Nasihat Tentang Membaca

 

Kemaren baca postingan lama Dr. Ikhwani yang mengutip salah satu pesan Prof. Dr. Mahmud Abdurrahman yg isinya kurang lebih begini: kitab itu dibaca minimal 10 kali.

Sebetulnya beberapa kali saya sering mendapat nasihat senada, namun masih sebatas manggut-manggut, belum sampai mengeksekusinya. Namun sekali lagi mendengar pesan seperti itu, apalagi dari salah satu pakar Ushul Fiqh Al Azhar, seperti mendapat energi lebih besar untuk lekas mengupayakannya.

Terkait persoalan membaca ini, saya jadi teringat sebuah pertanyaan Kak Musa yang dilontarkan sebelum Ma'ridh tahun 2018 dulu. Dalam satuan waktu yang sama, mana yang lebih baik antara membaca satu buku sebanyak lima kali, atau membaca lima buku masing-masing hanya satu kali?

Kalau berkaca pada diri sendiri, sejak kelas 4-6 di Muallimin dulu semangat baca saya ialah kuantitas judul buku. Pokoknya target seminggu atau dua minggu satu buku harus selesai, terus pindah ke buku lain. Tidak paham beberapa isi buku saat membaca tidak masalah, lanjut aja dulu, toh nanti biasanya ketauan maksutnya pas baca buku lain. Seperti menemukan benang-benang merah, dan itu nikmat sekali rasanya. Serius.
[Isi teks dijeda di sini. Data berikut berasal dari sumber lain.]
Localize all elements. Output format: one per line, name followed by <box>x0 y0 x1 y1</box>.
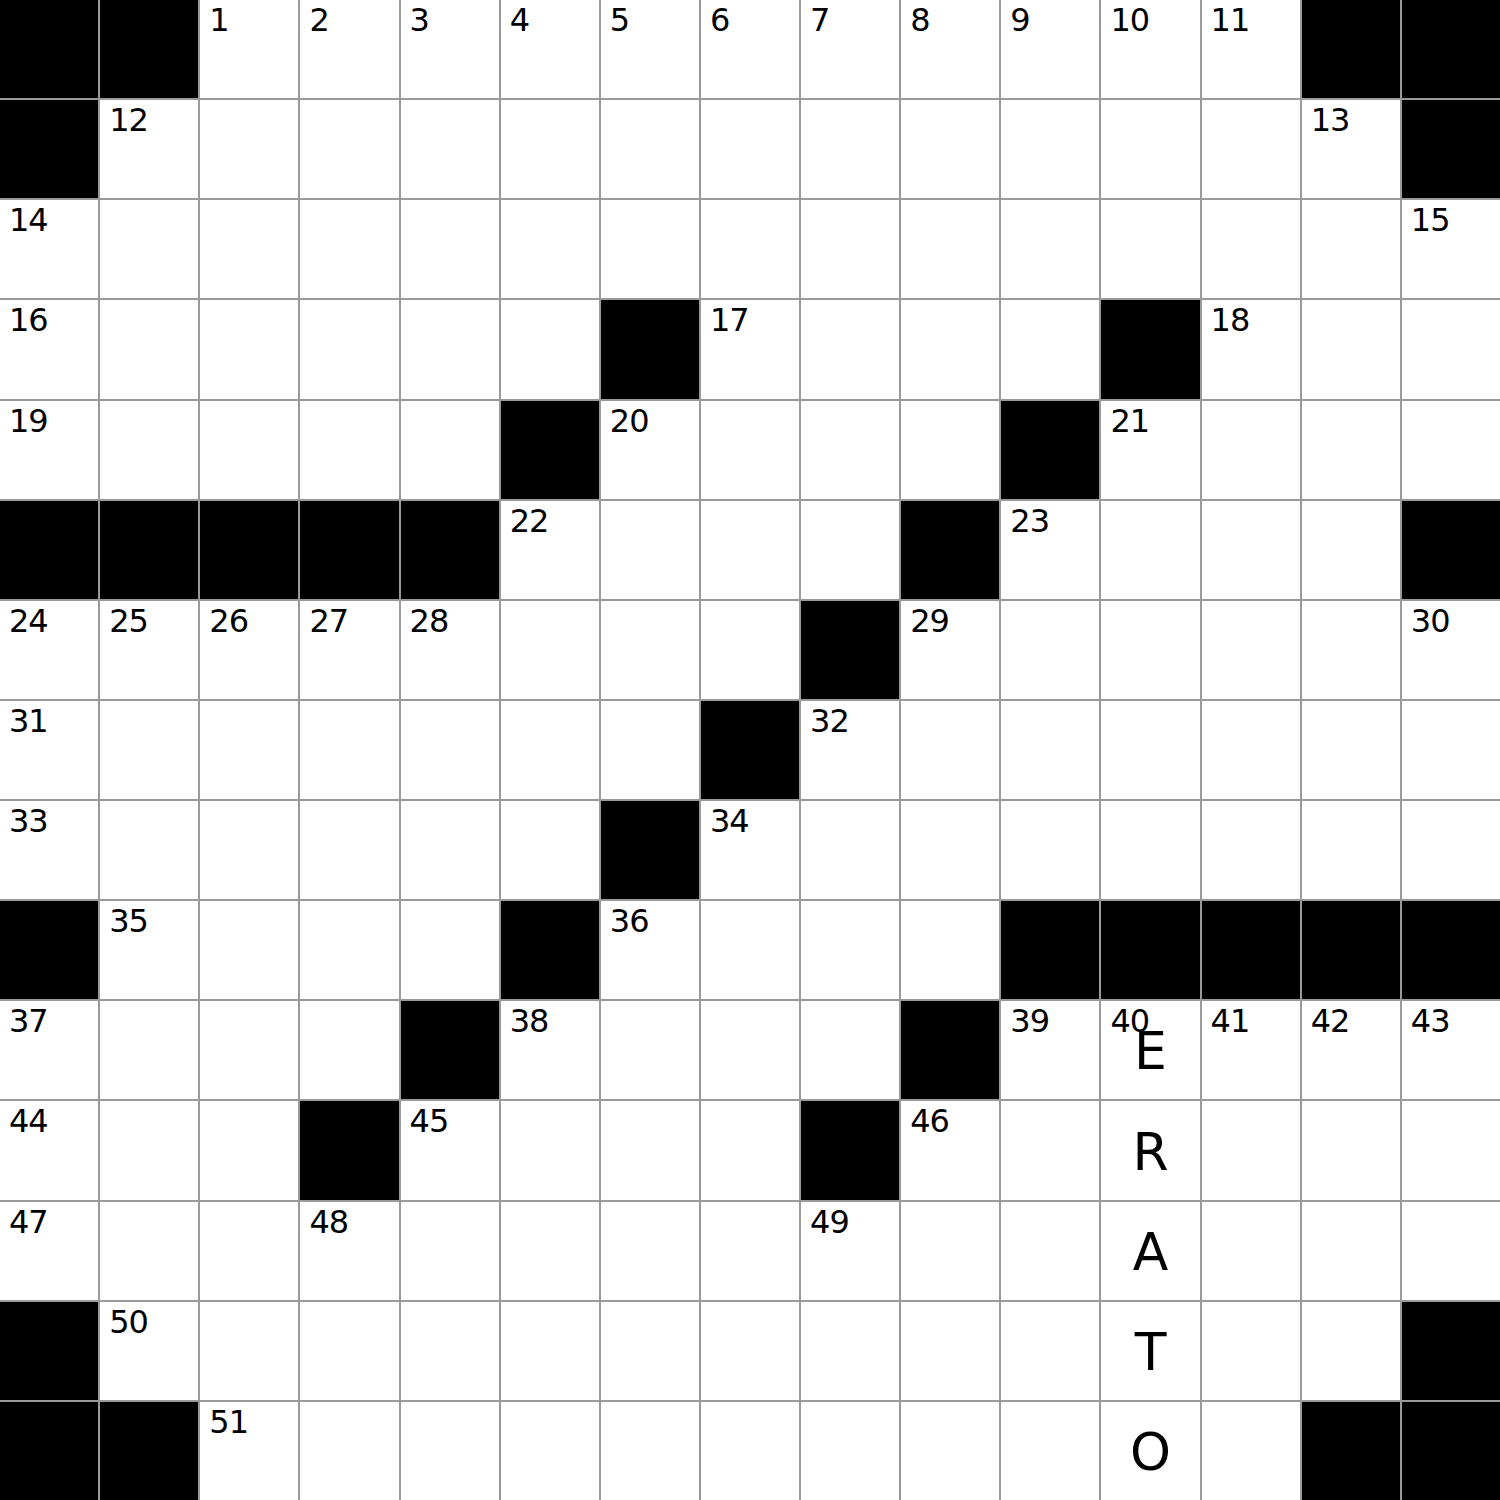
black-cell <box>1402 901 1500 999</box>
crossword-grid: 1234567891011121314151617181920212223242… <box>0 0 1500 1500</box>
white-cell[interactable] <box>1001 300 1099 398</box>
clue-number: 5 <box>610 4 629 36</box>
white-cell[interactable]: 7 <box>801 0 899 98</box>
clue-number: 11 <box>1211 4 1250 36</box>
white-cell[interactable] <box>1001 1101 1099 1199</box>
clue-number: 31 <box>9 705 48 737</box>
white-cell[interactable] <box>401 701 499 799</box>
white-cell[interactable]: 35 <box>100 901 198 999</box>
black-cell <box>100 0 198 98</box>
white-cell[interactable] <box>601 501 699 599</box>
white-cell[interactable] <box>901 1302 999 1400</box>
white-cell[interactable]: 46 <box>901 1101 999 1199</box>
white-cell[interactable] <box>1302 401 1400 499</box>
white-cell[interactable] <box>501 601 599 699</box>
white-cell[interactable]: 19 <box>0 401 98 499</box>
white-cell[interactable] <box>1202 501 1300 599</box>
clue-number: 18 <box>1211 304 1250 336</box>
white-cell[interactable] <box>801 300 899 398</box>
clue-number: 2 <box>309 4 328 36</box>
white-cell[interactable] <box>1101 601 1199 699</box>
white-cell[interactable] <box>1101 701 1199 799</box>
white-cell[interactable]: 41 <box>1202 1001 1300 1099</box>
clue-number: 38 <box>510 1005 549 1037</box>
clue-number: 6 <box>710 4 729 36</box>
clue-number: 50 <box>109 1306 148 1338</box>
white-cell[interactable] <box>601 1101 699 1199</box>
white-cell[interactable] <box>401 1202 499 1300</box>
white-cell[interactable] <box>1302 200 1400 298</box>
white-cell[interactable]: R <box>1101 1101 1199 1199</box>
clue-number: 8 <box>910 4 929 36</box>
white-cell[interactable] <box>801 100 899 198</box>
white-cell[interactable] <box>1202 100 1300 198</box>
white-cell[interactable]: 21 <box>1101 401 1199 499</box>
white-cell[interactable] <box>801 1302 899 1400</box>
white-cell[interactable] <box>1202 1202 1300 1300</box>
clue-number: 7 <box>810 4 829 36</box>
clue-number: 28 <box>410 605 449 637</box>
white-cell[interactable] <box>1001 100 1099 198</box>
black-cell <box>1302 1402 1400 1500</box>
white-cell[interactable] <box>701 200 799 298</box>
white-cell[interactable] <box>1001 1402 1099 1500</box>
white-cell[interactable] <box>401 300 499 398</box>
white-cell[interactable]: 24 <box>0 601 98 699</box>
white-cell[interactable] <box>801 200 899 298</box>
white-cell[interactable] <box>501 1202 599 1300</box>
white-cell[interactable] <box>200 300 298 398</box>
clue-number: 51 <box>209 1406 248 1438</box>
white-cell[interactable]: 28 <box>401 601 499 699</box>
clue-number: 48 <box>309 1206 348 1238</box>
white-cell[interactable] <box>300 1302 398 1400</box>
white-cell[interactable]: 11 <box>1202 0 1300 98</box>
clue-number: 41 <box>1211 1005 1250 1037</box>
white-cell[interactable] <box>1001 200 1099 298</box>
white-cell[interactable] <box>200 401 298 499</box>
white-cell[interactable] <box>300 901 398 999</box>
white-cell[interactable] <box>300 401 398 499</box>
clue-number: 22 <box>510 505 549 537</box>
white-cell[interactable] <box>1402 401 1500 499</box>
white-cell[interactable]: 12 <box>100 100 198 198</box>
white-cell[interactable] <box>1402 300 1500 398</box>
black-cell <box>1101 901 1199 999</box>
white-cell[interactable] <box>1302 1302 1400 1400</box>
white-cell[interactable]: 9 <box>1001 0 1099 98</box>
black-cell <box>401 1001 499 1099</box>
black-cell <box>1101 300 1199 398</box>
white-cell[interactable] <box>401 200 499 298</box>
white-cell[interactable]: 22 <box>501 501 599 599</box>
white-cell[interactable] <box>200 1101 298 1199</box>
clue-number: 24 <box>9 605 48 637</box>
clue-number: 10 <box>1110 4 1149 36</box>
white-cell[interactable] <box>100 300 198 398</box>
white-cell[interactable] <box>901 100 999 198</box>
clue-number: 46 <box>910 1105 949 1137</box>
white-cell[interactable] <box>501 1402 599 1500</box>
white-cell[interactable] <box>701 501 799 599</box>
white-cell[interactable] <box>901 901 999 999</box>
white-cell[interactable] <box>100 801 198 899</box>
white-cell[interactable] <box>100 1202 198 1300</box>
black-cell <box>901 1001 999 1099</box>
white-cell[interactable] <box>300 1001 398 1099</box>
white-cell[interactable] <box>1001 1302 1099 1400</box>
white-cell[interactable] <box>200 1302 298 1400</box>
white-cell[interactable] <box>100 200 198 298</box>
white-cell[interactable] <box>901 701 999 799</box>
filled-letter: E <box>1101 1001 1199 1099</box>
white-cell[interactable] <box>1202 1302 1300 1400</box>
black-cell <box>300 1101 398 1199</box>
black-cell <box>0 901 98 999</box>
filled-letter: R <box>1101 1101 1199 1199</box>
white-cell[interactable]: 31 <box>0 701 98 799</box>
white-cell[interactable] <box>601 601 699 699</box>
white-cell[interactable] <box>1202 701 1300 799</box>
clue-number: 32 <box>810 705 849 737</box>
white-cell[interactable] <box>1302 601 1400 699</box>
clue-number: 42 <box>1311 1005 1350 1037</box>
clue-number: 35 <box>109 905 148 937</box>
white-cell[interactable]: 10 <box>1101 0 1199 98</box>
black-cell <box>901 501 999 599</box>
white-cell[interactable]: 5 <box>601 0 699 98</box>
black-cell <box>601 801 699 899</box>
white-cell[interactable] <box>1202 801 1300 899</box>
white-cell[interactable] <box>401 401 499 499</box>
white-cell[interactable]: 15 <box>1402 200 1500 298</box>
white-cell[interactable]: 33 <box>0 801 98 899</box>
white-cell[interactable]: 3 <box>401 0 499 98</box>
black-cell <box>0 501 98 599</box>
black-cell <box>1202 901 1300 999</box>
clue-number: 17 <box>710 304 749 336</box>
black-cell <box>100 501 198 599</box>
white-cell[interactable] <box>1302 701 1400 799</box>
white-cell[interactable] <box>701 1402 799 1500</box>
filled-letter: T <box>1101 1302 1199 1400</box>
white-cell[interactable] <box>1101 100 1199 198</box>
white-cell[interactable] <box>801 1402 899 1500</box>
black-cell <box>401 501 499 599</box>
black-cell <box>1001 901 1099 999</box>
black-cell <box>1402 1302 1500 1400</box>
white-cell[interactable] <box>701 1001 799 1099</box>
white-cell[interactable] <box>1202 1402 1300 1500</box>
white-cell[interactable]: A <box>1101 1202 1199 1300</box>
black-cell <box>501 401 599 499</box>
white-cell[interactable]: 25 <box>100 601 198 699</box>
white-cell[interactable]: 45 <box>401 1101 499 1199</box>
clue-number: 47 <box>9 1206 48 1238</box>
white-cell[interactable]: 36 <box>601 901 699 999</box>
clue-number: 9 <box>1010 4 1029 36</box>
white-cell[interactable]: 1 <box>200 0 298 98</box>
white-cell[interactable]: 44 <box>0 1101 98 1199</box>
clue-number: 19 <box>9 405 48 437</box>
white-cell[interactable] <box>1202 601 1300 699</box>
white-cell[interactable] <box>100 1001 198 1099</box>
white-cell[interactable] <box>801 801 899 899</box>
white-cell[interactable]: 29 <box>901 601 999 699</box>
white-cell[interactable]: 48 <box>300 1202 398 1300</box>
white-cell[interactable]: 2 <box>300 0 398 98</box>
white-cell[interactable] <box>501 801 599 899</box>
white-cell[interactable] <box>801 501 899 599</box>
white-cell[interactable]: 40E <box>1101 1001 1199 1099</box>
black-cell <box>300 501 398 599</box>
white-cell[interactable] <box>801 901 899 999</box>
white-cell[interactable] <box>1302 300 1400 398</box>
clue-number: 3 <box>410 4 429 36</box>
black-cell <box>1402 0 1500 98</box>
white-cell[interactable] <box>401 901 499 999</box>
white-cell[interactable] <box>200 901 298 999</box>
clue-number: 43 <box>1411 1005 1450 1037</box>
white-cell[interactable] <box>801 401 899 499</box>
white-cell[interactable] <box>901 300 999 398</box>
white-cell[interactable] <box>200 1202 298 1300</box>
clue-number: 12 <box>109 104 148 136</box>
black-cell <box>0 1302 98 1400</box>
clue-number: 34 <box>710 805 749 837</box>
clue-number: 30 <box>1411 605 1450 637</box>
white-cell[interactable] <box>501 300 599 398</box>
white-cell[interactable]: 14 <box>0 200 98 298</box>
white-cell[interactable]: 37 <box>0 1001 98 1099</box>
clue-number: 39 <box>1010 1005 1049 1037</box>
white-cell[interactable] <box>1001 801 1099 899</box>
clue-number: 13 <box>1311 104 1350 136</box>
clue-number: 21 <box>1110 405 1149 437</box>
black-cell <box>1001 401 1099 499</box>
white-cell[interactable] <box>901 200 999 298</box>
white-cell[interactable]: 18 <box>1202 300 1300 398</box>
white-cell[interactable]: 39 <box>1001 1001 1099 1099</box>
white-cell[interactable]: 17 <box>701 300 799 398</box>
white-cell[interactable] <box>1302 1101 1400 1199</box>
white-cell[interactable] <box>401 1302 499 1400</box>
filled-letter: A <box>1101 1202 1199 1300</box>
black-cell <box>200 501 298 599</box>
white-cell[interactable] <box>701 1202 799 1300</box>
black-cell <box>0 0 98 98</box>
white-cell[interactable]: 42 <box>1302 1001 1400 1099</box>
white-cell[interactable] <box>1202 200 1300 298</box>
clue-number: 4 <box>510 4 529 36</box>
white-cell[interactable]: 50 <box>100 1302 198 1400</box>
white-cell[interactable] <box>401 1402 499 1500</box>
clue-number: 27 <box>309 605 348 637</box>
white-cell[interactable] <box>1101 200 1199 298</box>
black-cell <box>801 601 899 699</box>
white-cell[interactable] <box>1402 701 1500 799</box>
white-cell[interactable]: T <box>1101 1302 1199 1400</box>
black-cell <box>1402 501 1500 599</box>
white-cell[interactable] <box>701 401 799 499</box>
black-cell <box>1302 901 1400 999</box>
white-cell[interactable] <box>300 300 398 398</box>
white-cell[interactable] <box>401 100 499 198</box>
white-cell[interactable] <box>200 1001 298 1099</box>
clue-number: 29 <box>910 605 949 637</box>
white-cell[interactable] <box>501 701 599 799</box>
clue-number: 45 <box>410 1105 449 1137</box>
white-cell[interactable] <box>701 601 799 699</box>
clue-number: 15 <box>1411 204 1450 236</box>
white-cell[interactable]: 20 <box>601 401 699 499</box>
white-cell[interactable]: 26 <box>200 601 298 699</box>
white-cell[interactable] <box>601 1302 699 1400</box>
white-cell[interactable] <box>300 801 398 899</box>
white-cell[interactable] <box>200 200 298 298</box>
white-cell[interactable]: 32 <box>801 701 899 799</box>
white-cell[interactable] <box>1402 1101 1500 1199</box>
white-cell[interactable]: 6 <box>701 0 799 98</box>
white-cell[interactable] <box>501 100 599 198</box>
clue-number: 33 <box>9 805 48 837</box>
white-cell[interactable] <box>200 100 298 198</box>
clue-number: 1 <box>209 4 228 36</box>
white-cell[interactable]: 4 <box>501 0 599 98</box>
black-cell <box>701 701 799 799</box>
white-cell[interactable] <box>1001 1202 1099 1300</box>
clue-number: 36 <box>610 905 649 937</box>
clue-number: 49 <box>810 1206 849 1238</box>
black-cell <box>1402 1402 1500 1500</box>
clue-number: 44 <box>9 1105 48 1137</box>
white-cell[interactable]: 51 <box>200 1402 298 1500</box>
white-cell[interactable] <box>1402 801 1500 899</box>
white-cell[interactable]: 13 <box>1302 100 1400 198</box>
white-cell[interactable]: 49 <box>801 1202 899 1300</box>
black-cell <box>501 901 599 999</box>
white-cell[interactable]: 16 <box>0 300 98 398</box>
clue-number: 20 <box>610 405 649 437</box>
black-cell <box>801 1101 899 1199</box>
white-cell[interactable] <box>1101 801 1199 899</box>
white-cell[interactable] <box>601 1001 699 1099</box>
white-cell[interactable] <box>300 100 398 198</box>
white-cell[interactable]: 47 <box>0 1202 98 1300</box>
white-cell[interactable] <box>401 801 499 899</box>
white-cell[interactable] <box>501 200 599 298</box>
white-cell[interactable] <box>601 200 699 298</box>
white-cell[interactable] <box>701 1101 799 1199</box>
white-cell[interactable] <box>901 1402 999 1500</box>
black-cell <box>0 100 98 198</box>
white-cell[interactable] <box>1402 1202 1500 1300</box>
white-cell[interactable] <box>1001 601 1099 699</box>
white-cell[interactable]: 23 <box>1001 501 1099 599</box>
white-cell[interactable] <box>1302 501 1400 599</box>
clue-number: 14 <box>9 204 48 236</box>
clue-number: 23 <box>1010 505 1049 537</box>
clue-number: 37 <box>9 1005 48 1037</box>
filled-letter: O <box>1101 1402 1199 1500</box>
white-cell[interactable] <box>1202 401 1300 499</box>
white-cell[interactable] <box>200 701 298 799</box>
black-cell <box>1302 0 1400 98</box>
black-cell <box>1402 100 1500 198</box>
white-cell[interactable] <box>701 100 799 198</box>
white-cell[interactable] <box>1302 801 1400 899</box>
white-cell[interactable]: 30 <box>1402 601 1500 699</box>
white-cell[interactable] <box>901 401 999 499</box>
white-cell[interactable] <box>701 901 799 999</box>
white-cell[interactable] <box>901 1202 999 1300</box>
white-cell[interactable]: 27 <box>300 601 398 699</box>
white-cell[interactable] <box>601 701 699 799</box>
black-cell <box>0 1402 98 1500</box>
white-cell[interactable] <box>501 1302 599 1400</box>
white-cell[interactable]: 43 <box>1402 1001 1500 1099</box>
white-cell[interactable] <box>501 1101 599 1199</box>
clue-number: 26 <box>209 605 248 637</box>
white-cell[interactable] <box>300 701 398 799</box>
clue-number: 16 <box>9 304 48 336</box>
white-cell[interactable]: 8 <box>901 0 999 98</box>
white-cell[interactable] <box>1101 501 1199 599</box>
white-cell[interactable]: 34 <box>701 801 799 899</box>
white-cell[interactable] <box>901 801 999 899</box>
white-cell[interactable] <box>100 701 198 799</box>
clue-number: 25 <box>109 605 148 637</box>
black-cell <box>100 1402 198 1500</box>
white-cell[interactable] <box>601 1202 699 1300</box>
white-cell[interactable]: O <box>1101 1402 1199 1500</box>
white-cell[interactable] <box>300 1402 398 1500</box>
black-cell <box>601 300 699 398</box>
white-cell[interactable] <box>601 1402 699 1500</box>
white-cell[interactable] <box>1001 701 1099 799</box>
white-cell[interactable] <box>1202 1101 1300 1199</box>
white-cell[interactable] <box>601 100 699 198</box>
white-cell[interactable] <box>100 401 198 499</box>
white-cell[interactable] <box>1302 1202 1400 1300</box>
white-cell[interactable]: 38 <box>501 1001 599 1099</box>
white-cell[interactable] <box>701 1302 799 1400</box>
white-cell[interactable] <box>100 1101 198 1199</box>
white-cell[interactable] <box>801 1001 899 1099</box>
white-cell[interactable] <box>300 200 398 298</box>
white-cell[interactable] <box>200 801 298 899</box>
Pertimbangan saya saat itu, karena masih muda, it's oke lah cari pengalaman pernah baca berjudul-judul buku dulu. Minimal, kita tau pembahasan tentang ini ada di buku ini, pembahasan itu di buku itu, dan seterusnya. Kelebihannya, sesuai naluri anak muda, kita punya amunisi lebih untuk berdiskusi plus obsesi agar terlihat bacaanya banyak. Minusnya, tentu saja pemahaman itu hanyalah sebatas kulitnya saja alias tidak bisa menghadirkan isi buku secara utuh. 

Orientasi membaca seperti itu masih diwajari terjadi saat Aliyah. Namun ketika sudah dalam jenjang perkuliahan, dengan spesialisasi ilmu yang kita pilih, level cara membaca kita juga harus ditingkatkan. Sekedar pernah baca banyak buku saja, tanpa diulang atau dipahami berkali-kali ya tidak akan membentuk kepakaran.

Masak iya, suatu saat nanti ada orang bertanya perihal takhasus kita, lalu kita hanya mampu menjawab, "oh, pembahasan ini kalau tidak salah ada di kitab ini tapi saya lupa e isinya," (udah pakai 'kalau tidak salah' pake 'tapi' lagi, haduh ).

Sepertinya memang sudah waktunya orientasi membaca kita bukan lagi berapa banyak judul buku telah dibaca (meski saya tidak mengatakan itu tidak penting), melainkan fokus utama kita seharusnya menguasai buku-buku yang telah dibaca dengan terus mengulangnya berkali-kali, sampai jadi malakah.

Maka nasihat Prof. Mahmud Abdurrahman itu, meskipun sangat singkat dan padat namun sarat makna. Secara tidak langsung, beliau seolah tengah berbagi tips dan rahasia dibalik kepakaran beliau itu sendiri.